It’s been 5 months since I pushed a 7.8 pounder out of my nether region and i am very impressed I’ve had no major breakdowns in the glorious 5 months of motherhood so far.
Until now… let me introduce you to the mummy who’s losing her marbles! That’s me! Crikey it’s all going on, I don’t know weather I’m coming or going at the moment. I thought newborn state was hard thats got nothing on what’s happening right now.
It all started a couple of weeks ago when things took a turn for the worse down shit hole lane, I’m still stuck down the dead end unable to turn around and make a swift exit. Now anyone who knows me knows that I can be a bit scatty at the best of times, even more so when I’ve got a screming 5 month old ( who by the way CANNOT be left unattended even for a second anymore) but that’s a story for another day!
So pretty much most days now I’m juggling a screaming baby, trying to do the housework, trying to feed and water myself all the while my washing is piled high my tea is burning and my washing up water has gone cold before I’ve even started because the baby will not give over for 1 second!! I’m lucky if I get to wipe my own arse at the moment.
Teatime is as ever a momentous occasion, baby’s routine is bed by 7 whilst mummy cooks tea, this week however the little sod is playing on mummy’s stress of trying to keep the house running smoothly and takes a whole hour to get to sleep after being put to bed. Like HELLO !! Mummy’s trying to keep this house is one peice, I’m running upstairs in between each mouthful of my dinner trying to settle the blubbering mess that is my child.
By the time the little devil has fallen asleep I just about have time to run a bath tidy up quickly and go to bed. This week however has just been one big nightmare that I cannot wake up from. We have numerous apparatus that can hold the petulant child, will he sit and play sitting in his chair or his play center? Will he buggery. Didn’t you know it’s more fun to be held by mummy especially when she’s got things to do? Apparently it is.

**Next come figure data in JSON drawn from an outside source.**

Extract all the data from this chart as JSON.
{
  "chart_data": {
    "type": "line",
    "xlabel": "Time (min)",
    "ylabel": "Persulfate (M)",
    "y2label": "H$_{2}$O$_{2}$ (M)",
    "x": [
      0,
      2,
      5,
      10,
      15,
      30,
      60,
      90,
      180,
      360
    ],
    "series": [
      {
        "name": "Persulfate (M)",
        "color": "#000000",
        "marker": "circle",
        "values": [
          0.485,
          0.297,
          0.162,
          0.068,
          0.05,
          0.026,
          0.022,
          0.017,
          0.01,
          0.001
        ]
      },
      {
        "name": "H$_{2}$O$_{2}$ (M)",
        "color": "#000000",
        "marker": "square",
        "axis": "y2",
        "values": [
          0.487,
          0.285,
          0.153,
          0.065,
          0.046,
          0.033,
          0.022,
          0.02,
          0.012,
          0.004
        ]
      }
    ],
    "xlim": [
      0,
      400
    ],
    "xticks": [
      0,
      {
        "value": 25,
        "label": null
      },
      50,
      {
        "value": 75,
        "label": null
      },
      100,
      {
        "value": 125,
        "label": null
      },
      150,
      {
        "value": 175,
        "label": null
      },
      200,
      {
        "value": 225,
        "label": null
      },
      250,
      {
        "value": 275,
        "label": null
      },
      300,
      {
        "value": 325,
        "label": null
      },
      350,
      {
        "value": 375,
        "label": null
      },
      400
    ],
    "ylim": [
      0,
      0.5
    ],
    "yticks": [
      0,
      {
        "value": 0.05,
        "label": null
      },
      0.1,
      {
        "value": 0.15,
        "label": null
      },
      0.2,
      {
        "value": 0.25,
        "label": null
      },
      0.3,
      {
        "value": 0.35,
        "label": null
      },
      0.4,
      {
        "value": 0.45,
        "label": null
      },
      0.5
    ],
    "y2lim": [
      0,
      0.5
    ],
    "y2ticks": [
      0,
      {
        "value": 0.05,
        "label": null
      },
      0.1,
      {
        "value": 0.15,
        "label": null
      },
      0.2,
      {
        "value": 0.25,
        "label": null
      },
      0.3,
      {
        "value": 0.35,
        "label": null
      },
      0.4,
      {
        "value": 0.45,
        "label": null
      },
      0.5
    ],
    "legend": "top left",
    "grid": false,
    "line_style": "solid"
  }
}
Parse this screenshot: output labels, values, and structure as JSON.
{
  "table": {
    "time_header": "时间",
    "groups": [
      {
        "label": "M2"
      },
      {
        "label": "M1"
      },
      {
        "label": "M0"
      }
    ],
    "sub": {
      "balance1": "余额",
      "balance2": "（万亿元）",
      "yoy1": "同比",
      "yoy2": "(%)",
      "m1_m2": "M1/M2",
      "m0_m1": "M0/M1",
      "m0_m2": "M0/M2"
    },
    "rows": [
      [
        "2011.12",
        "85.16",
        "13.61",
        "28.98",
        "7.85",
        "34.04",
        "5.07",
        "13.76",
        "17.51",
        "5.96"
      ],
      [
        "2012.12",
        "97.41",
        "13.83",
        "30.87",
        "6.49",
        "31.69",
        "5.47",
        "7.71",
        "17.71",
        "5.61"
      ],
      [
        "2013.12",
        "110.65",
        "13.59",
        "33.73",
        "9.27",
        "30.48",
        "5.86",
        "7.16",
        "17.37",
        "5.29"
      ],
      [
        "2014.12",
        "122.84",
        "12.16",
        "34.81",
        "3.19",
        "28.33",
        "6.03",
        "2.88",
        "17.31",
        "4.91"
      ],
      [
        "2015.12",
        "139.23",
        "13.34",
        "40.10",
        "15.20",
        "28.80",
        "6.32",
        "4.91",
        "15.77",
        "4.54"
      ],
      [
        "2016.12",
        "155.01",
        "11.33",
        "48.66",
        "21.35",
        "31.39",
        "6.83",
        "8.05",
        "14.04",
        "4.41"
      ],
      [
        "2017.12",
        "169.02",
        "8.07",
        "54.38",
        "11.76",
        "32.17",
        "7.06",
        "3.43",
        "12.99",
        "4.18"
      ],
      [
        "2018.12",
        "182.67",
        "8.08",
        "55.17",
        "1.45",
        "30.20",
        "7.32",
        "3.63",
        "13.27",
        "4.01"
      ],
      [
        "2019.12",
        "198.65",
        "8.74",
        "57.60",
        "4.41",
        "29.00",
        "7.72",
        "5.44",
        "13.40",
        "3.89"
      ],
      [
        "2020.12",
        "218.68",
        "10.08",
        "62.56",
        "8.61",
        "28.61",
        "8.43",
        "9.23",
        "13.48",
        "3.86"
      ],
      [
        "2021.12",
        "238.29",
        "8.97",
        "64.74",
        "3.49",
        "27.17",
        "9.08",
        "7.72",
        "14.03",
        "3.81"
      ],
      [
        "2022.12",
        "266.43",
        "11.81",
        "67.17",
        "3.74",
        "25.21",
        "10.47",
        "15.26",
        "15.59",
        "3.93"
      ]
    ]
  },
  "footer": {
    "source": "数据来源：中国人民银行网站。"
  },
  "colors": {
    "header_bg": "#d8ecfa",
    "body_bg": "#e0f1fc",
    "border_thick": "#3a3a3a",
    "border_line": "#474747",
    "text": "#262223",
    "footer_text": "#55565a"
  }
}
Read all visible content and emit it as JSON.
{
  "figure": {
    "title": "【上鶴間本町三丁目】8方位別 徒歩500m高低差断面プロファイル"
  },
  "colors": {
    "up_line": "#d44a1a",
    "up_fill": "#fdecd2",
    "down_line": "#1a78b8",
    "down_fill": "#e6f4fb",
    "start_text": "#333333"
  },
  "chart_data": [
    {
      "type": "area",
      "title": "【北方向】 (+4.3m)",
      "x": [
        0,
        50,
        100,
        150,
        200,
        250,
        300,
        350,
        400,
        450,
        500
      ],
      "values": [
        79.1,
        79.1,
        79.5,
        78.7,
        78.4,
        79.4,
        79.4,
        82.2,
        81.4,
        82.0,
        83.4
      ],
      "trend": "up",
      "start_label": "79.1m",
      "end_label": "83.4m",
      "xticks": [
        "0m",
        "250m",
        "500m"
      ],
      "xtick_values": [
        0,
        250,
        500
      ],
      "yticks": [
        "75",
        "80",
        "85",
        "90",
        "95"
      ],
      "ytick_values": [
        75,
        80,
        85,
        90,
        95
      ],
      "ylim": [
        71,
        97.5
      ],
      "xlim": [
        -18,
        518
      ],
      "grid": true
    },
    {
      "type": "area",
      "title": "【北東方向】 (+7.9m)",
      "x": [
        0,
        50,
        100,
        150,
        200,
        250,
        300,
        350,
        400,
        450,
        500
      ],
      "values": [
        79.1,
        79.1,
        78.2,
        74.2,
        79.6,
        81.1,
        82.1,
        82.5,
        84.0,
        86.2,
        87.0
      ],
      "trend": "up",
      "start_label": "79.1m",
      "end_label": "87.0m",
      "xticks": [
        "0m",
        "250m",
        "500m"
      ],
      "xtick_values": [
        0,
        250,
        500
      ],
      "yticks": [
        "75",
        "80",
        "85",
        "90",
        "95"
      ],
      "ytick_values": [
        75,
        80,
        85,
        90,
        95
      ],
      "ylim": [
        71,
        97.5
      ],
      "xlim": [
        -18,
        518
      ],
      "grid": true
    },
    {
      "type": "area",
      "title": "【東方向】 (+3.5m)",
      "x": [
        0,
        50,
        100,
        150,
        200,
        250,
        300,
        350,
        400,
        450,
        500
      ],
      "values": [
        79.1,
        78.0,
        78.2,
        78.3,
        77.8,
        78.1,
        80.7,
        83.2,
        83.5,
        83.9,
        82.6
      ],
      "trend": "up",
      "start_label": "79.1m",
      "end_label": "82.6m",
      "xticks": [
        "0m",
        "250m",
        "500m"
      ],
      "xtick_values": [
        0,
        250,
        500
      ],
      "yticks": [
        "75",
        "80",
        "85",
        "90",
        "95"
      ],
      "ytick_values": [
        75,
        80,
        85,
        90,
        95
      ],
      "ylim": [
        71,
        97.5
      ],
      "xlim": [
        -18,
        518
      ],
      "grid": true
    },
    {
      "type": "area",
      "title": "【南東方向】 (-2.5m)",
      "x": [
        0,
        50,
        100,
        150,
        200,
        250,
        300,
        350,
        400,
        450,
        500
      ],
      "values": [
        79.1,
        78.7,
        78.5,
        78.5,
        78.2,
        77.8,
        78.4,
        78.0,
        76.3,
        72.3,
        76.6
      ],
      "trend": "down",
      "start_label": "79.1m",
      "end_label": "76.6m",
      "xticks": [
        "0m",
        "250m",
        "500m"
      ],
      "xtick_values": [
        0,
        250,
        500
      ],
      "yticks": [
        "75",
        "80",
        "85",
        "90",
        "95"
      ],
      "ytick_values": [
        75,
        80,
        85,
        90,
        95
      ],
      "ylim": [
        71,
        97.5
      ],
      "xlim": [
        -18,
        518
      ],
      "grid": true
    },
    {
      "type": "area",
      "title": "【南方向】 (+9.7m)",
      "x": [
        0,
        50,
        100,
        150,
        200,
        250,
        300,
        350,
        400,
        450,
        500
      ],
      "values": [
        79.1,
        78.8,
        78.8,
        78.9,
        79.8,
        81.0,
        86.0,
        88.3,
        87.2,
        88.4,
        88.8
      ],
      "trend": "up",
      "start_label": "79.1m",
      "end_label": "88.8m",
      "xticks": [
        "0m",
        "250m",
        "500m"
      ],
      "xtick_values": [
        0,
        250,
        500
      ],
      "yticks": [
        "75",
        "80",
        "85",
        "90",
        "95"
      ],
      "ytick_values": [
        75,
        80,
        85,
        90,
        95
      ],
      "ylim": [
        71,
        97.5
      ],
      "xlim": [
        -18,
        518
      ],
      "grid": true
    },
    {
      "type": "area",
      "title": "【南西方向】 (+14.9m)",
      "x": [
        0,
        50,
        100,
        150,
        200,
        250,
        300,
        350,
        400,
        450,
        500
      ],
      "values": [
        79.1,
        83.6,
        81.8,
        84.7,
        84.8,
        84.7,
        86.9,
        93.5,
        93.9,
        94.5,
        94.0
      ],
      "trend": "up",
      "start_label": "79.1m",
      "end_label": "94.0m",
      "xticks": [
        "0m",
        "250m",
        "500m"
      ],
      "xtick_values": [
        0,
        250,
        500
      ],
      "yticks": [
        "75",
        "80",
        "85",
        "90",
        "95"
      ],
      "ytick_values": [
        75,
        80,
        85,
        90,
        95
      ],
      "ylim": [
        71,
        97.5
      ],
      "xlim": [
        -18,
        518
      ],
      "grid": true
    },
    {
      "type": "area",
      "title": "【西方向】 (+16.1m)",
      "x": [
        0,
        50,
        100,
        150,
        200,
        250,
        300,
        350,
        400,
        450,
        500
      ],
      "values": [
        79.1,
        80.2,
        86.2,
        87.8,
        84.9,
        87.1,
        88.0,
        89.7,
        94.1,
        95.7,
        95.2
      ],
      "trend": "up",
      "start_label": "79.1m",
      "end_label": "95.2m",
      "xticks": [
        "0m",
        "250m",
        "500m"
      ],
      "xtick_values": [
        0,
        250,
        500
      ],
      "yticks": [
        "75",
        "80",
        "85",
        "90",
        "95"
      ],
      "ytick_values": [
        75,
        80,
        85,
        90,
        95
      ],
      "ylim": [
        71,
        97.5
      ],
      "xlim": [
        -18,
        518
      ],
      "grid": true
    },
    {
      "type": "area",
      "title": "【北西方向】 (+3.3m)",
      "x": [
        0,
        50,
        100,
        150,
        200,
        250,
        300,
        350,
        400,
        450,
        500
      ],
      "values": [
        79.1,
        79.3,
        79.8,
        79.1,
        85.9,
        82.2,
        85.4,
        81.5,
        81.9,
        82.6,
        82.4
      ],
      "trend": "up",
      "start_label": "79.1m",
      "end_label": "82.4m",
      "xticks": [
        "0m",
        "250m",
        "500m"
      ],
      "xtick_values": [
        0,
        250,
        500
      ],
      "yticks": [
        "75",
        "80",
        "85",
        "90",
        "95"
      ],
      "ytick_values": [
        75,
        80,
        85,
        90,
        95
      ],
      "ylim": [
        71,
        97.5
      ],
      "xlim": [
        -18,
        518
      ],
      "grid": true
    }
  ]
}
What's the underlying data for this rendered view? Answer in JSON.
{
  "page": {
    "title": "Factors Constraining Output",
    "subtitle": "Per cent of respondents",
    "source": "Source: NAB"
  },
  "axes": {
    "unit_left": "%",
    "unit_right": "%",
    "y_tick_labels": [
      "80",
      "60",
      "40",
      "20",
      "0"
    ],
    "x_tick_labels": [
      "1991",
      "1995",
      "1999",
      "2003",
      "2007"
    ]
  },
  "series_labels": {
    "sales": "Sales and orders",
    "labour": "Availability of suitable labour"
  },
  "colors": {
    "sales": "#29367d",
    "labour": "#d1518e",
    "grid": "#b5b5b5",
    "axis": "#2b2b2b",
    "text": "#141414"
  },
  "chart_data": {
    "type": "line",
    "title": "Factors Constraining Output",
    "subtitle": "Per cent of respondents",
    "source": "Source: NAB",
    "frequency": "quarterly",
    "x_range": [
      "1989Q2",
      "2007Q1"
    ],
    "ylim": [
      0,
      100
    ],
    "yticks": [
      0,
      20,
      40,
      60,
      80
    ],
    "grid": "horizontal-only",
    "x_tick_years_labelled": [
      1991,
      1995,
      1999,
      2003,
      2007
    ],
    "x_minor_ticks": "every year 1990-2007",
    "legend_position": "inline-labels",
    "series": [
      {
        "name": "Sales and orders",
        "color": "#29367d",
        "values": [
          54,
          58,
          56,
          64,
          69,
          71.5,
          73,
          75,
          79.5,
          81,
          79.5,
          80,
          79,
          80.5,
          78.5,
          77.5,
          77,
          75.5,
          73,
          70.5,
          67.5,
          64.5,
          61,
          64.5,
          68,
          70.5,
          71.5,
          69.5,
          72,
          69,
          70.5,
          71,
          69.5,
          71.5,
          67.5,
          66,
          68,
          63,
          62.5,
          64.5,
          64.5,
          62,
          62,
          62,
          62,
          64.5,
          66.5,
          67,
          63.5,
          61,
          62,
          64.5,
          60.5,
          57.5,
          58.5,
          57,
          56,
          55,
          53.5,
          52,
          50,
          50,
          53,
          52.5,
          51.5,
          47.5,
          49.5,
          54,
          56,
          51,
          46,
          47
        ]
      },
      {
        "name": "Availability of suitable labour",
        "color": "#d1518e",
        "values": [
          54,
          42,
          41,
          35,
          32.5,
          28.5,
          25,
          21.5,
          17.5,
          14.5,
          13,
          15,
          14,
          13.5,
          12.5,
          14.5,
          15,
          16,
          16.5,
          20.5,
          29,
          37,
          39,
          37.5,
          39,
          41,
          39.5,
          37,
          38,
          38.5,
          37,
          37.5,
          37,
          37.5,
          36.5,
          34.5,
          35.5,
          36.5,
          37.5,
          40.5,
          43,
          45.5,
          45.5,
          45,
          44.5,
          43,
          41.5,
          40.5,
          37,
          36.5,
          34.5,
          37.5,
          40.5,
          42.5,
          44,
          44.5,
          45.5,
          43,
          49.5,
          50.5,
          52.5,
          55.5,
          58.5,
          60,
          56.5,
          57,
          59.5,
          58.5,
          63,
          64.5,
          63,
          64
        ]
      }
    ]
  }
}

My marbles are well and truley lost, I’m sprinting between rooms trying to do things in the fastest time possible and failing miserably. Rex however is having a great time watching his mum lose her shit.
The thing to top all this off is when rex goes to one of his nanny’s whilst I go to work he behaves impeccably! If that isn’t a kick in the teeth enough when ever we grace the great outdoors with our presence all anyone says is “oh what a happy baby” “what a good boy” meanwhile in the back ground in scowling thinking if only you knew!!
Despite everything , the days he’s being a litte sod, the days I sit and cry thinking I cannot cope, the sleepless nights and the constant whinging and crying, I love my boy more then anything in the world. Nothing could ever stop me loving my perfect boy.
Just learn to behave a bit better for mummy please Rex!